Pedro Coquenão (Batida) : It started off as myself not being able to step on stage, to give my image, or be a performer as I was before. So I needed somehow to find a way to defend myself. And if you have a mask it really gives you a distance from yourself to others. People are more focused on the mask than on yourself. I don’t want to be projecting my own face all the time.
Luaty Beirão (Ikonoklasta) : For me, when I was younger, coming into this music thing, I wanted to create a persona that was invisible. Characters such as Ghostface Killah and MF doom, I loved. I was absolutely infatuated with the concept. So once we had the characters I said, “Okay, maybe we should create a whole story around it and make that the identity of the duo.”

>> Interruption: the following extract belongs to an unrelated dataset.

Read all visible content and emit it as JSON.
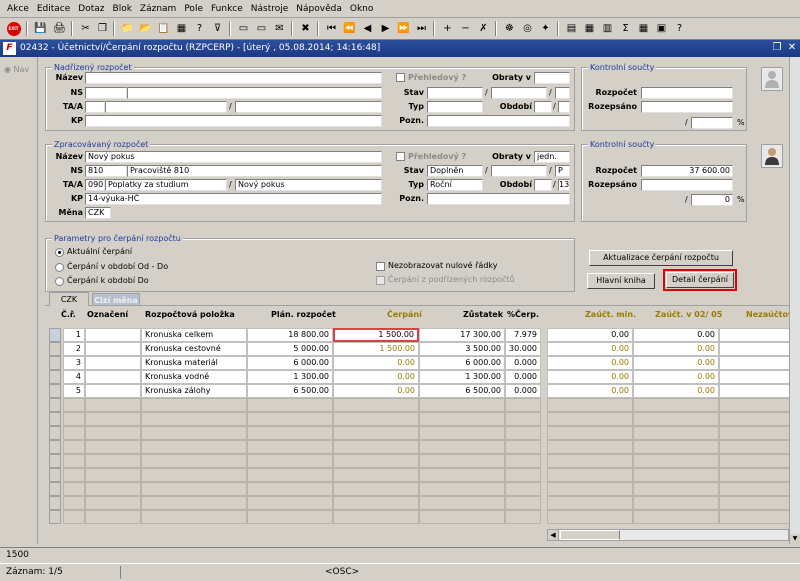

P : The mask thing is something that we have been doing as humans, since we’ve existed. It’s probably the same thing as making music or dance. The mask was always a tool to deal with demons. Hip hop just happens to be probably the best exercise we found over the last a hundred years or so on communicating with it because you can bring dance and painting and words and beats. Masks are more like on the pagan side of things, like to be more connected with your own demons and your demons are always changing
C : There’s some low hanging fruit with iconoclasm as well. Was masking up a way to avoid the pitfalls of mainstreaming?
P : You know, Luaty was killed. He was murdered as an iconoclast. That’s why I was like, yeah, you should join me because the people just killed you. You went from being an underground rapper respected within the community in Angola, and known in Portugal by a few MCs, to being a sticker, a Jesus Christ, Che Guevara type of guy.
L : Yeah, we just don’t want to fit into the tiny space that mainstream demands you to be in. Especially in countries like Angola where there are very few groups that are created by the regime to entertain people. So you make a conscious decision. But if you become mainstream, you just accept it as a consequence of the path you chose. If being anti mainstream actually made you mainstream, you accept it.
P : You know Luaty was arrested for months? He went on hunger strike and I don’t know any rapper that has that on their bio. Check this guy out, he spent 36 days without eating. It’s something that would be really weird and stupid to do, but I’m sure that if we were on a mainstream level, that would be marketable. So yeah, we don’t use that at all. It was more like, oh my God, they destroyed your career as an iconoclast. You spent 36 days on the news when you should’ve been like an underground rapper or something. And you are on every newspaper cover! So you are not iconoclastic anymore. You’re an icon. What shall we do? There’s always these opportunities to transform things into marketable things, but here it’s more like using the masks, using the messages, using the thought provoking questions as the drive and then whatever comes later, it’s just consequences.
L : Once you take a different route, it’s very hard. You have to be promoted to have your song playing on the radio, to have a video, to have someone actually booking you, but they’ll be afraid of having people who speak against the government, you know? Once you accept that, you really embrace it as a form of living. This is a way we want to live and we accept that we will never make money out of this. We’ll never live off art, but we consider art so important to convey a message that we will do it regardless. So I think it’s a natural counter-culture that comes from the resistance of what you’re being fed… when you realize that it’s not uplifting you.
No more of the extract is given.